Tuesday, 2 March 2010

A prominent Muslim leader is due to issue a fatwa against acts of terrorism

A prominent Muslim leader is due to issue a fatwa against acts of terrorism

The leader of a worldwide Muslim movement with thousands of followers in the UK is due to issue a fatwa - or Islamic religious ruling - condemning terrorism and warning suicide bombers that they are "destined for hell".

Pakistan-born Dr Muhammad Tahir-ul-Qadri, founder of the global Minhaj-ul-Quran movement, will make the formal UK proclamation of a fatwa, or religious edict, condemning terrorism and suicide bombing at a news conference in London.

The 600-page fatwa announces that "suicide bombings and attacks against civilian targets are not only condemned by Islam, but render the perpetrators totally out of the fold of Islam, in other words, to be unbelievers".
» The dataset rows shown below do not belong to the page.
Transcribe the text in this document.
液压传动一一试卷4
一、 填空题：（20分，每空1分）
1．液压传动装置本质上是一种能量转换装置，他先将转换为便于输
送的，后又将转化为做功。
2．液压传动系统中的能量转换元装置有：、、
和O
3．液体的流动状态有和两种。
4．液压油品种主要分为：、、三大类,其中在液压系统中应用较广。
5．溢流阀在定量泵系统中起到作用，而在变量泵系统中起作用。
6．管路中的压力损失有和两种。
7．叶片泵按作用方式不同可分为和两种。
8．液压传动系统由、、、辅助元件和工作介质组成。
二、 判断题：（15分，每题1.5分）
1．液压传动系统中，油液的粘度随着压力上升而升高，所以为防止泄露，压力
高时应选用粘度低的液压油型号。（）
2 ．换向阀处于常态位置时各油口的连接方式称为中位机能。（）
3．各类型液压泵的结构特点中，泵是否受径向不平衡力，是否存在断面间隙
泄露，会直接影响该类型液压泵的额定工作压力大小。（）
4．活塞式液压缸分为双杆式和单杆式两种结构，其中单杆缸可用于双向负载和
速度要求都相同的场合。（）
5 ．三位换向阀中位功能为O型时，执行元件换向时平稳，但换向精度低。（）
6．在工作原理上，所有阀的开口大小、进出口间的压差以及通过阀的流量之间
Shahid Mursaleen, spokesman for Minhaj-ul-Quran UK, said: "He has hit hard on the terrorists as it prevents Islamists from considering suicide bombers as 'martyrs'. This fatwa injects doubt into the minds of potential suicide bombers.

"Extremist groups based in Britain recruit youth by brainwashing them that they will 'with certainty' be rewarded in the next life and Dr Qadri's fatwa has removed this key intellectual factor from their minds."

The fatwa has been billed as "arguably the most comprehensive" theological refutation of Islamic terrorism to date by counter extremism think tank the Quilliam foundation.

A Quilliam spokesman said: "Terrorist groups such as al Qaida continue to justify their mass killings with self-serving readings of religious scripture.

"Fatwas that demolish and expose such theological innovations will consign Islamist terrorism to the dustbin of history."

The Minhaj-ul-Quaran movement runs courses in combating religious extremism in educational centres throughout Britain including London, Birmingham, Manchester, Nelson, Walsall, Glasgow and Dundee.

A fatwa, an edict issued by a learned Muslim scholar, may concern any aspect of Islamic life. The term became famous in the western world in 1989 after the author Salman Rushdie was forced into hiding following a "death fatwa" issued by Ayatollah Khomeni, then Supreme Leader of Iran, on the grounds that his book, the Satanic Verses had "insulted" Islam.